Most of the collection is occupied by the “Noise Painting” series, stark white canvases vibrating with the names of groups dedicated to sound: booming, big, chaotic, messy, and dripping with thick, black paint. They’re bold, crude, and dangerous, like graffiti blasted onto public buildings. They intend not just to claim space, but to damage it with defiant brashness.

click to enlarge Kim Gordon's Lo-Fi Glamour exhibit at The Andy Warhol Museum is bold, crude, and dangerous
Photo: David Black
Kim Gordon
This treatment was revisited in 2017 with the Hashtag series, gritty black paint replaced with gold glitter and handles subbed with slogans “#PussyGrabsBack,” “#Thisisillegal,” “Youdon’townme,” and, simply, “#”. At first glance they can be read as a show of support for the #MeToo movement and the women speaking up and out, but it’s much more complex than that. The series examines the reduction of uprising into bite-sized catchphrases, easily digested or regurgitated, packaged for easy distribution. The guts remain below the surface, beneath first sight, prompting us not to be satisfied with the quick encapsulation, but to delve deeper.

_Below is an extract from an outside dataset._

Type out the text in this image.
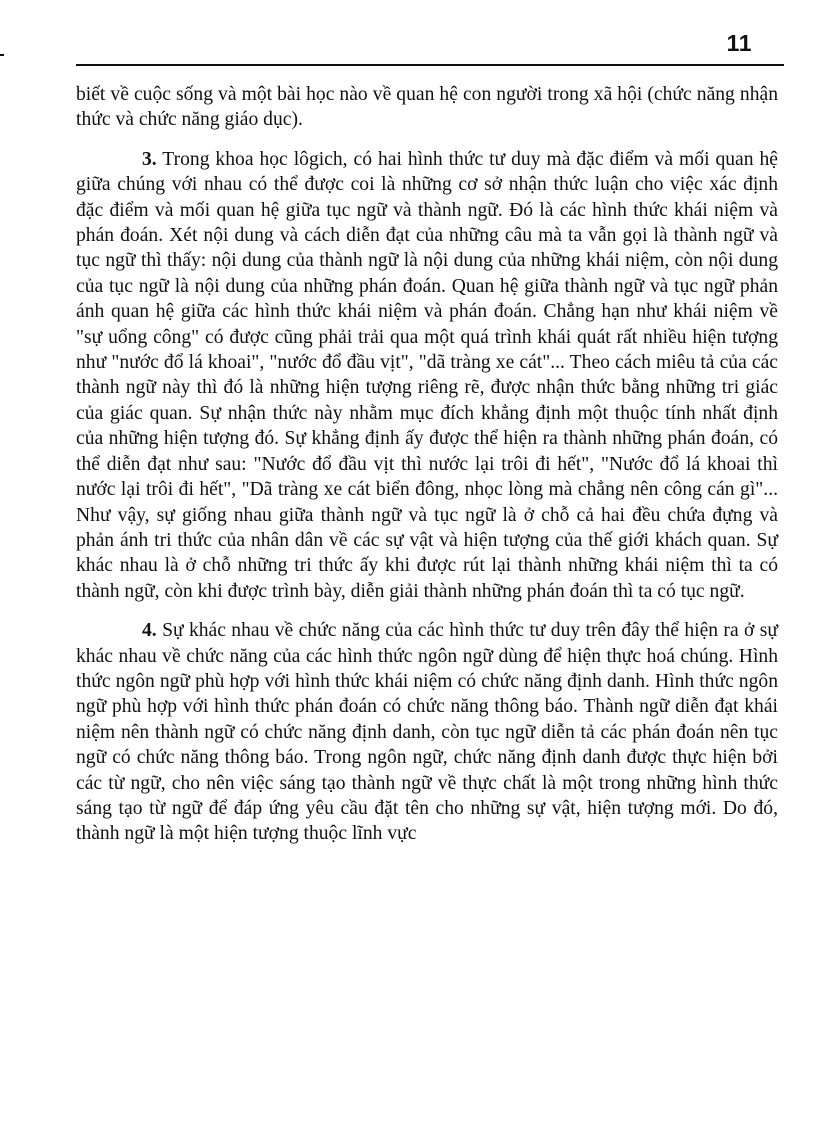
11

biết về cuộc sống và một bài học nào về quan hệ con người trong xã hội (chức năng nhận thức và chức năng giáo dục).

3. Trong khoa học lôgich, có hai hình thức tư duy mà đặc điểm và mối quan hệ giữa chúng với nhau có thể được coi là những cơ sở nhận thức luận cho việc xác định đặc điểm và mối quan hệ giữa tục ngữ và thành ngữ. Đó là các hình thức khái niệm và phán đoán. Xét nội dung và cách diễn đạt của những câu mà ta vẫn gọi là thành ngữ và tục ngữ thì thấy: nội dung của thành ngữ là nội dung của những khái niệm, còn nội dung của tục ngữ là nội dung của những phán đoán. Quan hệ giữa thành ngữ và tục ngữ phản ánh quan hệ giữa các hình thức khái niệm và phán đoán. Chẳng hạn như khái niệm về "sự uổng công" có được cũng phải trải qua một quá trình khái quát rất nhiều hiện tượng như "nước đổ lá khoai", "nước đổ đầu vịt", "dã tràng xe cát"... Theo cách miêu tả của các thành ngữ này thì đó là những hiện tượng riêng rẽ, được nhận thức bằng những tri giác của giác quan. Sự nhận thức này nhằm mục đích khẳng định một thuộc tính nhất định của những hiện tượng đó. Sự khẳng định ấy được thể hiện ra thành những phán đoán, có thể diễn đạt như sau: "Nước đổ đầu vịt thì nước lại trôi đi hết", "Nước đổ lá khoai thì nước lại trôi đi hết", "Dã tràng xe cát biển đông, nhọc lòng mà chẳng nên công cán gì"... Như vậy, sự giống nhau giữa thành ngữ và tục ngữ là ở chỗ cả hai đều chứa đựng và phản ánh tri thức của nhân dân về các sự vật và hiện tượng của thế giới khách quan. Sự khác nhau là ở chỗ những tri thức ấy khi được rút lại thành những khái niệm thì ta có thành ngữ, còn khi được trình bày, diễn giải thành những phán đoán thì ta có tục ngữ.

4. Sự khác nhau về chức năng của các hình thức tư duy trên đây thể hiện ra ở sự khác nhau về chức năng của các hình thức ngôn ngữ dùng để hiện thực hoá chúng. Hình thức ngôn ngữ phù hợp với hình thức khái niệm có chức năng định danh. Hình thức ngôn ngữ phù hợp với hình thức phán đoán có chức năng thông báo. Thành ngữ diễn đạt khái niệm nên thành ngữ có chức năng định danh, còn tục ngữ diễn tả các phán đoán nên tục ngữ có chức năng thông báo. Trong ngôn ngữ, chức năng định danh được thực hiện bởi các từ ngữ, cho nên việc sáng tạo thành ngữ về thực chất là một trong những hình thức sáng tạo từ ngữ để đáp ứng yêu cầu đặt tên cho những sự vật, hiện tượng mới. Do đó, thành ngữ là một hiện tượng thuộc lĩnh vực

A trio of sculptures from “The Pitch” series rest on cocktail-sized tables, doll-sized women sprawling in delicate pleasure. The installation work “Black Glitter Circle” arcs into itself like disco gunpowder bound for self-combustion, while “Gold Rush” gilds Plexiglas panels and mounts them with hinges causing a sensation of impermanence and instability.

The exhibit's main attraction, Kiss and its soundtrack, immerses the viewer in sound and image. Gordon, with Bill Nace, Steve Gunn, and John Truscinski, provides a wave on which to float down the river of the film; sometimes delicate, often dreamy, never intrusive, and always enriching. Kiss is not titillating — the contact is not so clinically presented to seem orchestrated or over-directed, but it isn’t enticing or overtly sexualized. In truth, it’s exactly what one would expect Warhol’s handling of couples meeting at the mouth for an hour would be, music imbuing it with a lush richness that soars.

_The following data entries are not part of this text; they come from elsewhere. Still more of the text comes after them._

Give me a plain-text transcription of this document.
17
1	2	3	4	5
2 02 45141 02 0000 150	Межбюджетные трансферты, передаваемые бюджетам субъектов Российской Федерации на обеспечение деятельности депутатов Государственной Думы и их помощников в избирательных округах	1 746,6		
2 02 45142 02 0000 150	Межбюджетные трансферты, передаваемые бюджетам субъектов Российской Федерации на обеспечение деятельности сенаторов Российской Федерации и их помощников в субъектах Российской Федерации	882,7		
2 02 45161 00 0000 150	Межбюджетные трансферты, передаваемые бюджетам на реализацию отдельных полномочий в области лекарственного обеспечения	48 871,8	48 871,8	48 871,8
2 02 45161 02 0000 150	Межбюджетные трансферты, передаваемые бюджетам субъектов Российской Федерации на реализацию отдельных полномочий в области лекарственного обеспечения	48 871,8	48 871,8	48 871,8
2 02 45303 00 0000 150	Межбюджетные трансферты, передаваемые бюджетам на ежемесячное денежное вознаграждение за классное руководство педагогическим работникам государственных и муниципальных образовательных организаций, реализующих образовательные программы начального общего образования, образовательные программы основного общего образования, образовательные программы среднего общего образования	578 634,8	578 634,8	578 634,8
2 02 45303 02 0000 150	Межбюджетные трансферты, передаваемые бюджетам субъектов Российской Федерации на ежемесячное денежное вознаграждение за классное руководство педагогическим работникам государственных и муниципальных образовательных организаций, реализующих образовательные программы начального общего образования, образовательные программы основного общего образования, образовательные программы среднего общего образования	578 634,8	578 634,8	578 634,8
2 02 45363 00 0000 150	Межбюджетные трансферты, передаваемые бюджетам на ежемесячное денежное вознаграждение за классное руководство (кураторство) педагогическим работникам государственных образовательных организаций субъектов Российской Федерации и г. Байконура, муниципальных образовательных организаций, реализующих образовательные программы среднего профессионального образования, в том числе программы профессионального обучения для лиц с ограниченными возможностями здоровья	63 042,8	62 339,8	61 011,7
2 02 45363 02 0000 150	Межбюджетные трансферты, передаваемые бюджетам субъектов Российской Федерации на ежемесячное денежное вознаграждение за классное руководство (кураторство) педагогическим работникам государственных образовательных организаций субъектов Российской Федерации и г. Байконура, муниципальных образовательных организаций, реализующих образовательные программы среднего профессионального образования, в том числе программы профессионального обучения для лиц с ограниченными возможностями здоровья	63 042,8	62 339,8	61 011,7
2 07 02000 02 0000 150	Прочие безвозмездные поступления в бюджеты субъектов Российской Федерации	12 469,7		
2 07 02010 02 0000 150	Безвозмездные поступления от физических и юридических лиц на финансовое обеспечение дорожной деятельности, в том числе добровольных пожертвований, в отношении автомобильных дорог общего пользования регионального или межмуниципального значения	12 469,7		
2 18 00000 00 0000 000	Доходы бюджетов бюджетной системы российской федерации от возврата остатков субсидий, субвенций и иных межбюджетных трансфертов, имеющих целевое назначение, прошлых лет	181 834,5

click to enlarge Kim Gordon's Lo-Fi Glamour exhibit at The Andy Warhol Museum is bold, crude, and dangerous
Sound for Andy Warhol's Kiss
The score for Kiss was recorded in The Warhol’s theater over a two-day stretch in summer of 2018. During this visit, Gordon met with Beck to not only discuss her existing works for inclusion, but prompt new explorations to debut, resulting in the Airbnb series.

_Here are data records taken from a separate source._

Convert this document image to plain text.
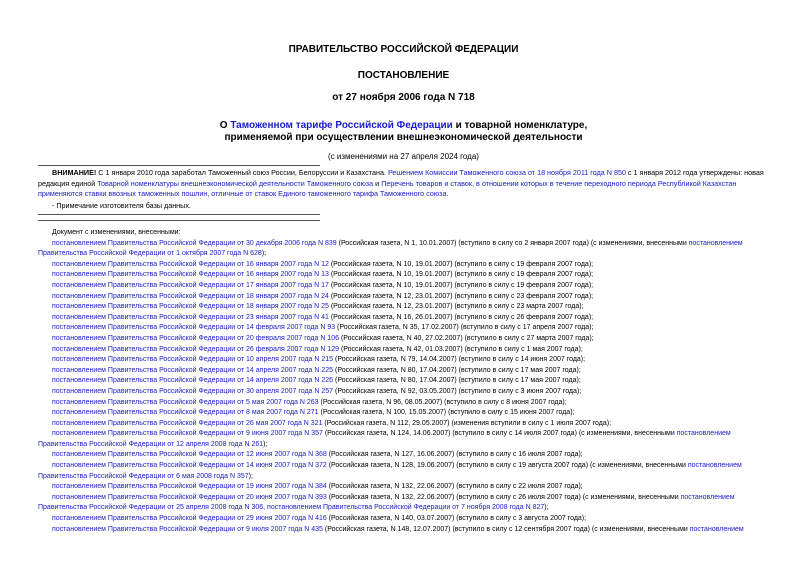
ПРАВИТЕЛЬСТВО РОССИЙСКОЙ ФЕДЕРАЦИИ
ПОСТАНОВЛЕНИЕ
от 27 ноября 2006 года N 718
О Таможенном тарифе Российской Федерации и товарной номенклатуре,
применяемой при осуществлении внешнеэкономической деятельности
(с изменениями на 27 апреля 2024 года)
ВНИМАНИЕ! С 1 января 2010 года заработал Таможенный союз России, Белоруссии и Казахстана. Решением Комиссии Таможенного союза от 18 ноября 2011 года N 850 с 1 января 2012 года утверждены: новая редакция единой Товарной номенклатуры внешнеэкономической деятельности Таможенного союза и Перечень товаров и ставок, в отношении которых в течение переходного периода Республикой Казахстан применяются ставки ввозных таможенных пошлин, отличные от ставок Единого таможенного тарифа Таможенного союза.
- Примечание изготовителя базы данных.
Документ с изменениями, внесенными:
постановлением Правительства Российской Федерации от 30 декабря 2006 года N 839 (Российская газета, N 1, 10.01.2007) (вступило в силу со 2 января 2007 года) (с изменениями, внесенными постановлением
Правительства Российской Федерации от 1 октября 2007 года N 628);
постановлением Правительства Российской Федерации от 16 января 2007 года N 12 (Российская газета, N 10, 19.01.2007) (вступило в силу с 19 февраля 2007 года);
постановлением Правительства Российской Федерации от 16 января 2007 года N 13 (Российская газета, N 10, 19.01.2007) (вступило в силу с 19 февраля 2007 года);
постановлением Правительства Российской Федерации от 17 января 2007 года N 17 (Российская газета, N 10, 19.01.2007) (вступило в силу с 19 февраля 2007 года);
постановлением Правительства Российской Федерации от 18 января 2007 года N 24 (Российская газета, N 12, 23.01.2007) (вступило в силу с 23 февраля 2007 года);
постановлением Правительства Российской Федерации от 18 января 2007 года N 25 (Российская газета, N 12, 23.01.2007) (вступило в силу с 23 марта 2007 года);
постановлением Правительства Российской Федерации от 23 января 2007 года N 41 (Российская газета, N 16, 26.01.2007) (вступило в силу с 26 февраля 2007 года);
постановлением Правительства Российской Федерации от 14 февраля 2007 года N 93 (Российская газета, N 35, 17.02.2007) (вступило в силу с 17 апреля 2007 года);
постановлением Правительства Российской Федерации от 20 февраля 2007 года N 106 (Российская газета, N 40, 27.02.2007) (вступило в силу с 27 марта 2007 года);
постановлением Правительства Российской Федерации от 26 февраля 2007 года N 129 (Российская газета, N 42, 01.03.2007) (вступило в силу с 1 мая 2007 года);
постановлением Правительства Российской Федерации от 10 апреля 2007 года N 215 (Российская газета, N 79, 14.04.2007) (вступило в силу с 14 июня 2007 года);
постановлением Правительства Российской Федерации от 14 апреля 2007 года N 225 (Российская газета, N 80, 17.04.2007) (вступило в силу с 17 мая 2007 года);
постановлением Правительства Российской Федерации от 14 апреля 2007 года N 226 (Российская газета, N 80, 17.04.2007) (вступило в силу с 17 мая 2007 года);
постановлением Правительства Российской Федерации от 30 апреля 2007 года N 257 (Российская газета, N 92, 03.05.2007) (вступило в силу с 3 июня 2007 года);
постановлением Правительства Российской Федерации от 5 мая 2007 года N 263 (Российская газета, N 96, 08.05.2007) (вступило в силу с 8 июня 2007 года);
постановлением Правительства Российской Федерации от 8 мая 2007 года N 271 (Российская газета, N 100, 15.05.2007) (вступило в силу с 15 июня 2007 года);
постановлением Правительства Российской Федерации от 26 мая 2007 года N 321 (Российская газета, N 112, 29.05.2007) (изменения вступили в силу с 1 июля 2007 года);
постановлением Правительства Российской Федерации от 9 июня 2007 года N 357 (Российская газета, N 124, 14.06.2007) (вступило в силу с 14 июля 2007 года) (с изменениями, внесенными постановлением
Правительства Российской Федерации от 12 апреля 2008 года N 261);
постановлением Правительства Российской Федерации от 12 июня 2007 года N 368 (Российская газета, N 127, 16.06.2007) (вступило в силу с 16 июля 2007 года);
постановлением Правительства Российской Федерации от 14 июня 2007 года N 372 (Российская газета, N 128, 19.06.2007) (вступило в силу с 19 августа 2007 года) (с изменениями, внесенными постановлением
Правительства Российской Федерации от 6 мая 2008 года N 357);
постановлением Правительства Российской Федерации от 19 июня 2007 года N 384 (Российская газета, N 132, 22.06.2007) (вступило в силу с 22 июля 2007 года);
постановлением Правительства Российской Федерации от 20 июня 2007 года N 393 (Российская газета, N 132, 22.06.2007) (вступило в силу с 26 июля 2007 года) (с изменениями, внесенными постановлением
Правительства Российской Федерации от 25 апреля 2008 года N 306, постановлением Правительства Российской Федерации от 7 ноября 2008 года N 827);
постановлением Правительства Российской Федерации от 29 июня 2007 года N 416 (Российская газета, N 140, 03.07.2007) (вступило в силу с 3 августа 2007 года);
постановлением Правительства Российской Федерации от 9 июля 2007 года N 435 (Российская газета, N 148, 12.07.2007) (вступило в силу с 12 сентября 2007 года) (с изменениями, внесенными постановлением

These new works live and breathe as natural extensions of Gordon's previous works, absorbing elements of earlier series and carrying them forward. The primal quality of the noise band and hashtag cycles continue; lines remain rough, vital, vibrant, now shaped but not softened. All feature a female form, nude, caught in a process rather than a pose. No faces can be seen. Most begin at the shoulder and one or two extend upwards in a glimpse of the plane of a chin or curve of a mouth, but that’s as far as it goes, leaving only our gaze. Although these torsos are framed as if by windows, the feeling for the viewer is not one of peeping into secret spaces. Instead, we catch sight as an accidental observer of women who exist not for us, or in spite of us, but free of us. What we think is of no consequence. The women in these works may be without clothing, but they move through space confident that the mantle of their autonomy rests securely upon their shoulders.

The Warhol has commissioned works of music before and has worked with artists to develop exhibitions, but this is the first time that music and art have partnered collaboratively in the work of a single artist. It’s additionally the first time that Gordon has presented a collection of work so extensive. What follows is an exploration of agency, expression, and the evolution of rebellion that thoroughly absorbs, regardless of the discipline being utilized.

Kim Gordon: Lo-Fi Glamour is on view at The Andy Warhol Museum through Sept. 1, 2019.